Sunday, October 17, 2010

Cross Country


    Publishers Weekly

Bestseller Patterson's 14th Alex Cross thriller doesn't follow up on the plot threads left dangling in 2007's Double Cross concerning still-on-the-loose serial killer Kyle Craig. Instead, Cross, a Washington, D.C., police detective, takes on a very different quarry—a human monster known as the Tiger with ties to the African underworld. When the Tiger and his teenage thugs butcher writer Ellie Cox, her husband and children in their Georgetown home, Cross is devastated because Ellie had been his girlfriend in college. The Cox family massacre proves to be just the first in a series. Cross pursues the Tiger to Nigeria, where the profiler finds himself at the mercy of corrupt government officials who may be working with the Tiger. Spending less time than usual exploring his villains psychological backstory, Patterson delivers an atypical tale of James Bond–style revenge. Craig's brief cameo toward the end suggests the series will resume its usual path in the next book. (Nov. 17)
Copyright © Reed Business Information, a division of Reed Elsevier Inc.
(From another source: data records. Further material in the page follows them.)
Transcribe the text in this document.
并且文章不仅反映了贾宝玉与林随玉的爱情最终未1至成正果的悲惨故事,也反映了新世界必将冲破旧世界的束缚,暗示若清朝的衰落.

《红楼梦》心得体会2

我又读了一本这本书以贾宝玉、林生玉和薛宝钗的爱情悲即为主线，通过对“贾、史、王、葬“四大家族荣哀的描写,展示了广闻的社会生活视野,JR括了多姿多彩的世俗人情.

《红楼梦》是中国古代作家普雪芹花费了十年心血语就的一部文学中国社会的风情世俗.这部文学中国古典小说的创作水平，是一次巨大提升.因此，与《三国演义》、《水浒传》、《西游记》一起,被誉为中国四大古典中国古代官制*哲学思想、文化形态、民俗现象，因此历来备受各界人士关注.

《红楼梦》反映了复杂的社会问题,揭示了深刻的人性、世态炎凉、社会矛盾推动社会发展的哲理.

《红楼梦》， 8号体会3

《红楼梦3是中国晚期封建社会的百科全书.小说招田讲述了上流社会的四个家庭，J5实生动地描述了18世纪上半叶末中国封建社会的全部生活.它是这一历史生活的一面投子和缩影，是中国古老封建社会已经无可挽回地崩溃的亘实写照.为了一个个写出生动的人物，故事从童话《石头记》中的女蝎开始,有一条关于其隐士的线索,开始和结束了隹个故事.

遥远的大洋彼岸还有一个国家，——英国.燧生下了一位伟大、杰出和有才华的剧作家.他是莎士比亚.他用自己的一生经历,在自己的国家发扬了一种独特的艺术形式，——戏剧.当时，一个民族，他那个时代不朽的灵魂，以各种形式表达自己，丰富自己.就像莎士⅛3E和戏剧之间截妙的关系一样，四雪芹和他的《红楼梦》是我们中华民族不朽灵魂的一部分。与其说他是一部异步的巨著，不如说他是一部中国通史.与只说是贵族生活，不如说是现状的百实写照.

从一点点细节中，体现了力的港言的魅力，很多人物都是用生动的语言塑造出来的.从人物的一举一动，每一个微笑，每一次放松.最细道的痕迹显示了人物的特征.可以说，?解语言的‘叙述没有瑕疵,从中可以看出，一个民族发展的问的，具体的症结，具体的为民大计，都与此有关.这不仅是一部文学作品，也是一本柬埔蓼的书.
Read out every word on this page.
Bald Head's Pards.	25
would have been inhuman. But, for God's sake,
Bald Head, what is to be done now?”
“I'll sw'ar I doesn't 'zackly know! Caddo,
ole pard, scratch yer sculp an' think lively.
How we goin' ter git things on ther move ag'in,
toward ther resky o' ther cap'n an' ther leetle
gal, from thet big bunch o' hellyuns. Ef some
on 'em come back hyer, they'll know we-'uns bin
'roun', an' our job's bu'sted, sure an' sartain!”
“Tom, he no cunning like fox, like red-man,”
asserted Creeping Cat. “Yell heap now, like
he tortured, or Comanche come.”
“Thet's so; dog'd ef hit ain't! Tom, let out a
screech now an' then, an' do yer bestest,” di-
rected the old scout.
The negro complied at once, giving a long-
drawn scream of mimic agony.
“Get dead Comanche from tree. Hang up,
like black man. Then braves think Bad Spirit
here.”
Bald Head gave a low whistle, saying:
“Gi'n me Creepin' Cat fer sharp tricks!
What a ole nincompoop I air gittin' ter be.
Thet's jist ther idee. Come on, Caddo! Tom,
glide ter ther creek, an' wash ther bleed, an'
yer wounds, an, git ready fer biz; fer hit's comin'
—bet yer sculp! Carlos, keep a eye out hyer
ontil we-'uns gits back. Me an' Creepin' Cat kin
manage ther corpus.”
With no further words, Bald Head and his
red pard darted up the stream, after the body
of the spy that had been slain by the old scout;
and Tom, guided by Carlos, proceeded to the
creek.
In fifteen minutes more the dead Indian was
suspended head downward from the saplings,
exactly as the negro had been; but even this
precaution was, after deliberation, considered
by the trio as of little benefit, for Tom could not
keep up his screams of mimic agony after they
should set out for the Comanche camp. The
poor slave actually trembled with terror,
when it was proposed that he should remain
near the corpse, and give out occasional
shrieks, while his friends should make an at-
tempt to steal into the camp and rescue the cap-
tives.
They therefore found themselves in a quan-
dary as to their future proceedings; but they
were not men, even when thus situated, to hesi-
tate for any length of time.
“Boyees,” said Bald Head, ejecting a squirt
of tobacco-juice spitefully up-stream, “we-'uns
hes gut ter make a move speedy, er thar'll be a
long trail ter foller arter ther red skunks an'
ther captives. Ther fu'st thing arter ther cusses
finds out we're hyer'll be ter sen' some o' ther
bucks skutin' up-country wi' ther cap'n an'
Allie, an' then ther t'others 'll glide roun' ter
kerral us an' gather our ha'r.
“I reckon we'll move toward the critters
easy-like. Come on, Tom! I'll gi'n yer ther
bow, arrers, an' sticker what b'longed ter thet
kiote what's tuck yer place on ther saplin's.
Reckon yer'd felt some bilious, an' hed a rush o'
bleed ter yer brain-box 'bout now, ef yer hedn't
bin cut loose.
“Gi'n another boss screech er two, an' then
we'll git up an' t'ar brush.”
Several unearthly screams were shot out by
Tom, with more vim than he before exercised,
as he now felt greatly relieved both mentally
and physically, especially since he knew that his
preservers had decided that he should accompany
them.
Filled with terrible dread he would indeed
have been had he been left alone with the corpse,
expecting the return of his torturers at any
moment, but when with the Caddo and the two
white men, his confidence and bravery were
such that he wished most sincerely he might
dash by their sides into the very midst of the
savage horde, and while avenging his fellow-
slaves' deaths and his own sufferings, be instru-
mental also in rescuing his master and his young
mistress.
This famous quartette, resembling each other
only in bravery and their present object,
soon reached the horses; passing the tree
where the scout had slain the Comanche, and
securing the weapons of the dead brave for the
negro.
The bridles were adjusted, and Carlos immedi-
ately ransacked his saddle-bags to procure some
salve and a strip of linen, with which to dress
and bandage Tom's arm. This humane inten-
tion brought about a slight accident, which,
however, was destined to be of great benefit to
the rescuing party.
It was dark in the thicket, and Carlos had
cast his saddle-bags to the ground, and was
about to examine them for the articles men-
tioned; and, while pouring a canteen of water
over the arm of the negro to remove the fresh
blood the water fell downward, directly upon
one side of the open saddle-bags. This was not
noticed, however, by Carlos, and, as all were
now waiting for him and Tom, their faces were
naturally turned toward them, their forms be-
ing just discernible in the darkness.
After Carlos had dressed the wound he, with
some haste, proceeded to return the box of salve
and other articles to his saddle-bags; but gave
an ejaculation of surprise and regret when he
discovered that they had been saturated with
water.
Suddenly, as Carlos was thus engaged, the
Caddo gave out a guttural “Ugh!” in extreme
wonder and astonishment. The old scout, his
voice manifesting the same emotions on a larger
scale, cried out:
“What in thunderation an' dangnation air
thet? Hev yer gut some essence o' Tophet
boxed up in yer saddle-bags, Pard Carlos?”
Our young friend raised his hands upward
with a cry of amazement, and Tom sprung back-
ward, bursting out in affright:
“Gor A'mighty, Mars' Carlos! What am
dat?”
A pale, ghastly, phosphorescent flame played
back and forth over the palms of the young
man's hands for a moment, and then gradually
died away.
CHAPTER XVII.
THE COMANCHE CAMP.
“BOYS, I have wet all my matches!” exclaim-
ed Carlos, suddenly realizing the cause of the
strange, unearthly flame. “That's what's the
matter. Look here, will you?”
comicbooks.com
All rights reserved

This was a James Patterson read without the emotional pull of his family and Nana AND it was not set in the US but in Africa.  The topic of small children used to murder people and because they are children makes the story even more horrific.

But I did not have the empathy for Alex Cross as I have had previously - there was a good line in temptation offered to Alex and you did not know...... then the obvious did not happen.  It was a simple read but not a good one.

The Constant Gardener is a better read about African crime and a film which was superbly acted - a necessary read and watch.